Aleksandr Nesterov, Andrey Sakhovskiy, Ivan Sviridov, Airat Valiev, Vladimir Makharev, Petr Anokhin, Galina Zubkova, Elena Tutubalina

2025-03-10

RuCCoD: Towards Automated ICD Coding in Russian

Summary

This paper talks about RuCCoD, a study that explores how to use AI to automate medical coding in Russian, which is a language with limited resources for healthcare technology

What's the problem?

Medical coding, especially in Russian, is difficult because there aren't enough tools or datasets to help doctors and researchers. Manual coding can be slow and prone to errors, which affects the accuracy of diagnoses and treatments

What's the solution?

The researchers created a new dataset for Russian medical coding with over 10,000 annotated entities and 1,500 unique codes.
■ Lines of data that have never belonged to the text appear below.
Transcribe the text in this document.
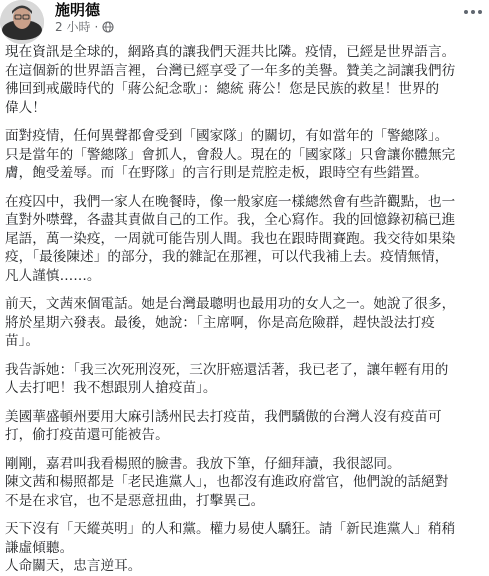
施明德
2 小時 ·

現在資訊是全球的，網路真的讓我們天涯共比隣。疫情，已經是世界語言。
在這個新的世界語言裡，台灣已經享受了一年多的美譽。贊美之詞讓我們彷
彿回到戒嚴時代的「蔣公紀念歌」：總統 蔣公！您是民族的救星！世界的
偉人！

面對疫情，任何異聲都會受到「國家隊」的關切，有如當年的「警總隊」。
只是當年的「警總隊」會抓人，會殺人。現在的「國家隊」只會讓你體無完
膚，飽受羞辱。而「在野隊」的言行則是荒腔走板，跟時空有些錯置。

在疫囚中，我們一家人在晚餐時，像一般家庭一樣總然會有些許觀點，也一
直對外噤聲，各盡其責做自己的工作。我，全心寫作。我的回憶錄初稿已進
尾語，萬一染疫，一周就可能告別人間。我也在跟時間賽跑。我交待如果染
疫，「最後陳述」的部分，我的雜記在那裡，可以代我補上去。疫情無情，
凡人謹慎……。

前天，文茜來個電話。她是台灣最聰明也最用功的女人之一。她說了很多，
將於星期六發表。最後，她說：「主席啊，你是高危險群，趕快設法打疫
苗」。

我告訴她：「我三次死刑沒死，三次肝癌還活著，我已老了，讓年輕有用的
人去打吧！我不想跟別人搶疫苗」。

美國華盛頓州要用大麻引誘州民去打疫苗，我們驕傲的台灣人沒有疫苗可
打，偷打疫苗還可能被告。

剛剛，嘉君叫我看楊照的臉書。我放下筆，仔細拜讀，我很認同。
陳文茜和楊照都是「老民進黨人」，也都沒有進政府當官，他們說的話絕對
不是在求官，也不是惡意扭曲，打擊異己。

天下沒有「天縱英明」的人和黨。權力易使人驕狂。請「新民進黨人」稍稍
謙虛傾聽。
人命關天，忠言逆耳。
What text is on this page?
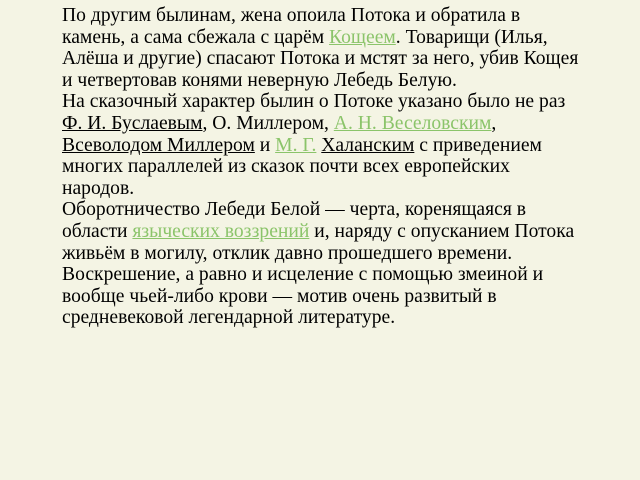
По другим былинам, жена опоила Потока и обратила в
камень, а сама сбежала с царём Кощеем. Товарищи (Илья,
Алёша и другие) спасают Потока и мстят за него, убив Кощея
и четвертовав конями неверную Лебедь Белую.

На сказочный характер былин о Потоке указано было не раз
Ф. И. Буслаевым, О. Миллером, А. Н. Веселовским,
Всеволодом Миллером и М. Г. Халанским с приведением
многих параллелей из сказок почти всех европейских
народов.

Оборотничество Лебеди Белой — черта, коренящаяся в
области языческих воззрений и, наряду с опусканием Потока
живьём в могилу, отклик давно прошедшего времени.

Воскрешение, а равно и исцеление с помощью змеиной и
вообще чьей-либо крови — мотив очень развитый в
средневековой легендарной литературе.
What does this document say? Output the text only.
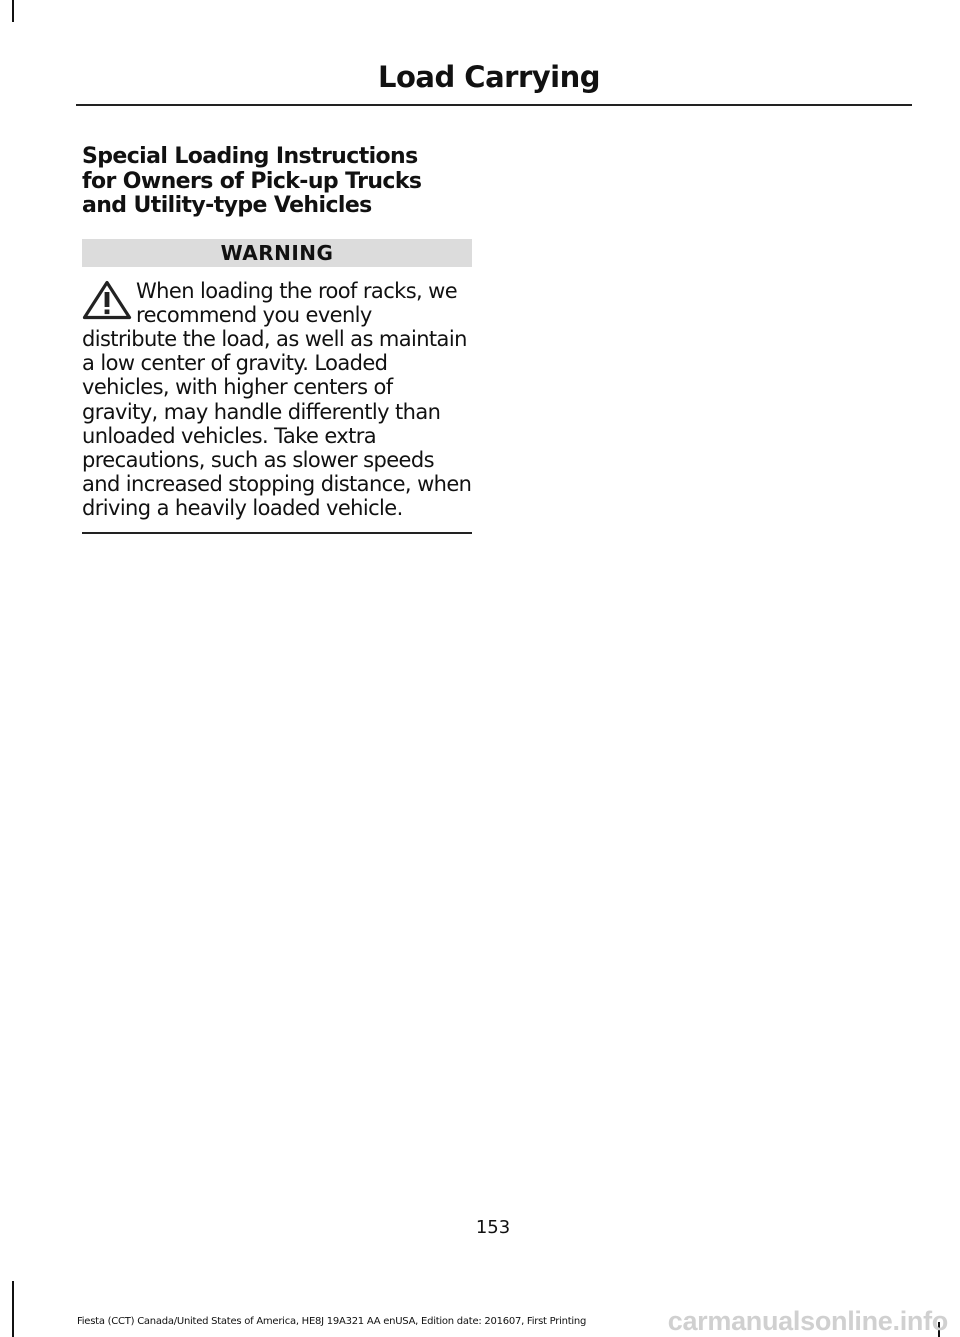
Load Carrying
Special Loading Instructions
for Owners of Pick-up Trucks
and Utility-type Vehicles
WARNING
When loading the roof racks, we recommend you evenly distribute the load, as well as maintain a low center of gravity. Loaded vehicles, with higher centers of gravity, may handle differently than unloaded vehicles. Take extra precautions, such as slower speeds and increased stopping distance, when driving a heavily loaded vehicle.
153
Fiesta (CCT) Canada/United States of America, HE8J 19A321 AA enUSA, Edition date: 201607, First Printing	carmanualsonline.info
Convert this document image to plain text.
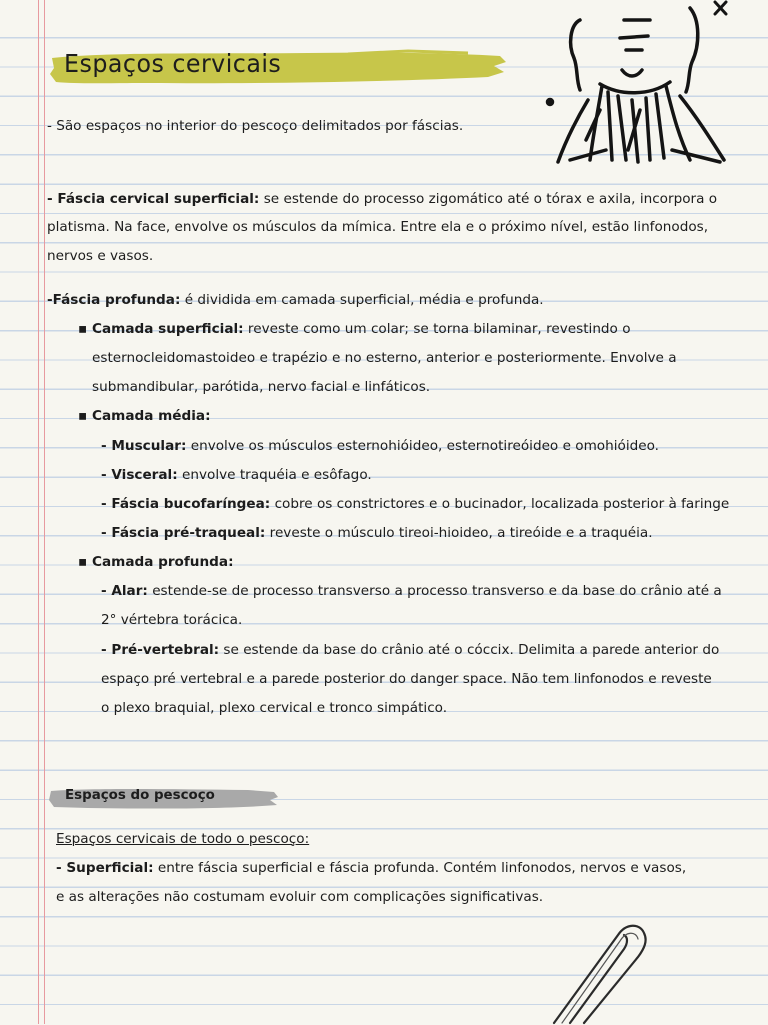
Espaços cervicais
- São espaços no interior do pescoço delimitados por fáscias.
- Fáscia cervical superficial: se estende do processo zigomático até o tórax e axila, incorpora o
platisma. Na face, envolve os músculos da mímica. Entre ela e o próximo nível, estão linfonodos,
nervos e vasos.
-Fáscia profunda: é dividida em camada superficial, média e profunda.
▪ Camada superficial: reveste como um colar; se torna bilaminar, revestindo o
esternocleidomastoideo e trapézio e no esterno, anterior e posteriormente. Envolve a
submandibular, parótida, nervo facial e linfáticos.
▪ Camada média:
- Muscular: envolve os músculos esternohióideo, esternotireóideo e omohióideo.
- Visceral: envolve traquéia e esôfago.
- Fáscia bucofaríngea: cobre os constrictores e o bucinador, localizada posterior à faringe
- Fáscia pré-traqueal: reveste o músculo tireoi-hioideo, a tireóide e a traquéia.
▪ Camada profunda:
- Alar: estende-se de processo transverso a processo transverso e da base do crânio até a
2° vértebra torácica.
- Pré-vertebral: se estende da base do crânio até o cóccix. Delimita a parede anterior do
espaço pré vertebral e a parede posterior do danger space. Não tem linfonodos e reveste
o plexo braquial, plexo cervical e tronco simpático.
Espaços do pescoço
Espaços cervicais de todo o pescoço:
- Superficial: entre fáscia superficial e fáscia profunda. Contém linfonodos, nervos e vasos,
e as alterações não costumam evoluir com complicações significativas.
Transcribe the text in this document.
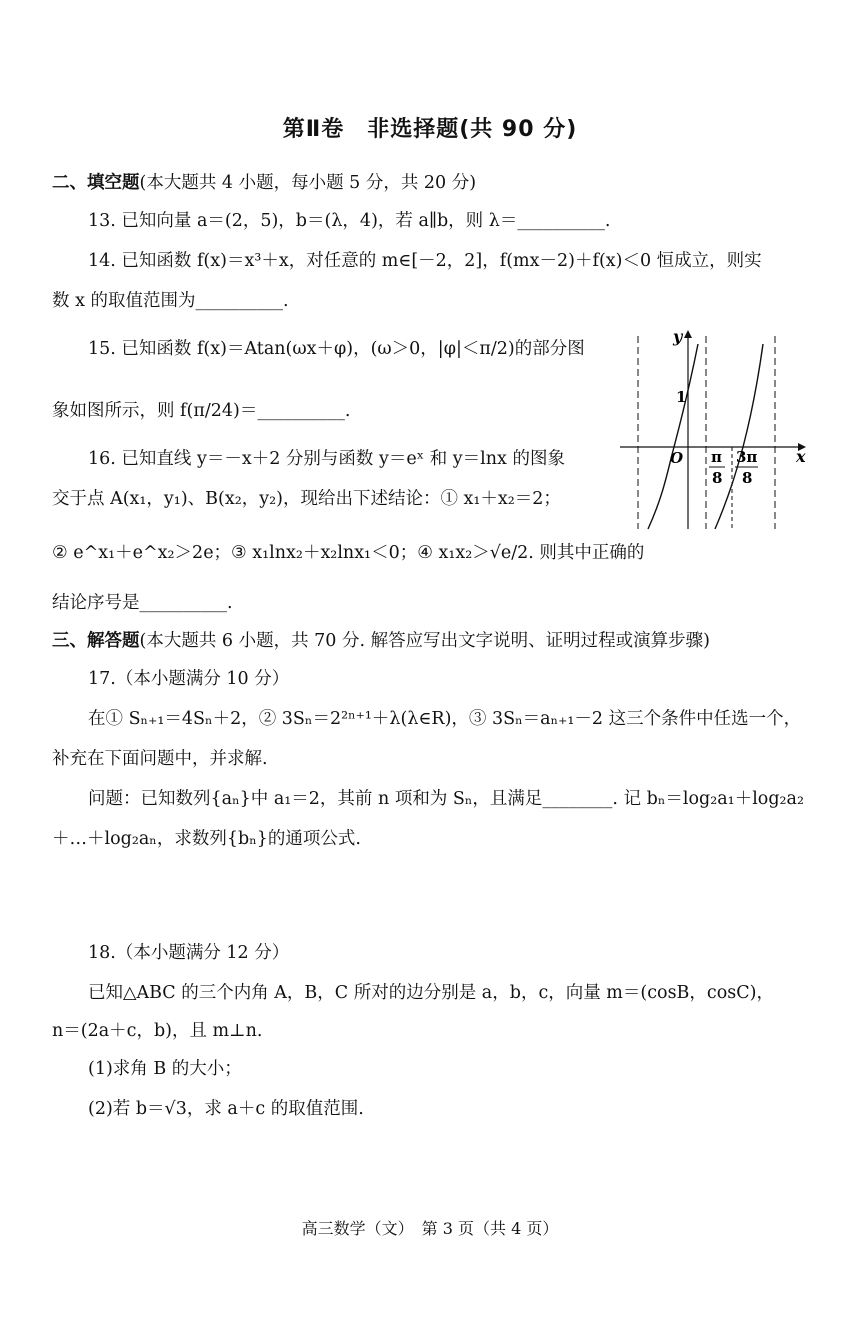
第Ⅱ卷　非选择题(共 90 分)
二、填空题(本大题共 4 小题，每小题 5 分，共 20 分)
13. 已知向量 a＝(2，5)，b＝(λ，4)，若 a∥b，则 λ＝__________.
14. 已知函数 f(x)＝x³＋x，对任意的 m∈[－2，2]，f(mx－2)＋f(x)＜0 恒成立，则实
数 x 的取值范围为__________.
15. 已知函数 f(x)＝Atan(ωx＋φ)，(ω＞0，|φ|＜π/2)的部分图
象如图所示，则 f(π/24)＝__________.
16. 已知直线 y＝－x＋2 分别与函数 y＝eˣ 和 y＝lnx 的图象
交于点 A(x₁，y₁)、B(x₂，y₂)，现给出下述结论：① x₁＋x₂＝2；
② e^x₁＋e^x₂＞2e；③ x₁lnx₂＋x₂lnx₁＜0；④ x₁x₂＞√e/2. 则其中正确的
结论序号是__________.
y
x
O
1
π
8
3π
8
三、解答题(本大题共 6 小题，共 70 分. 解答应写出文字说明、证明过程或演算步骤)
17.（本小题满分 10 分）
在① Sₙ₊₁＝4Sₙ＋2，② 3Sₙ＝2²ⁿ⁺¹＋λ(λ∈R)，③ 3Sₙ＝aₙ₊₁－2 这三个条件中任选一个，
补充在下面问题中，并求解.
问题：已知数列{aₙ}中 a₁＝2，其前 n 项和为 Sₙ，且满足________. 记 bₙ＝log₂a₁＋log₂a₂
＋…＋log₂aₙ，求数列{bₙ}的通项公式.
18.（本小题满分 12 分）
已知△ABC 的三个内角 A，B，C 所对的边分别是 a，b，c，向量 m＝(cosB，cosC)，
n＝(2a＋c，b)，且 m⊥n.
(1)求角 B 的大小；
(2)若 b＝√3，求 a＋c 的取值范围.
高三数学（文）　第 3 页（共 4 页）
They tested advanced AI models like BERT and LLaMA to see how well they could predict medical codes. By using the best-performing model, they showed that AI-generated codes were more accurate than those manually assigned by doctors, improving diagnosis prediction significantly

Why it matters?

This matters because automating medical coding in Russian could make healthcare faster and more reliable. It could help doctors focus on treating patients instead of spending time on paperwork, and it opens up opportunities to use AI in other languages with limited healthcare resources

Abstract

This study investigates the feasibility of automating clinical coding in Russian, a language with limited biomedical resources. We present a new dataset for ICD coding, which includes diagnosis fields from electronic health records (EHRs) annotated with over 10,000 entities and more than 1,500 unique ICD codes. This dataset serves as a benchmark for several state-of-the-art models, including BERT, LLaMA with LoRA, and RAG, with additional experiments examining transfer learning across domains (from PubMed abstracts to medical diagnosis) and terminologies (from UMLS concepts to ICD codes). We then apply the best-performing model to label an in-house EHR dataset containing patient histories from 2017 to 2021. Our experiments, conducted on a carefully curated test set, demonstrate that training with the automated predicted codes leads to a significant improvement in accuracy compared to manually annotated data from physicians. We believe our findings offer valuable insights into the potential for automating clinical coding in resource-limited languages like Russian, which could enhance clinical efficiency and data accuracy in these contexts.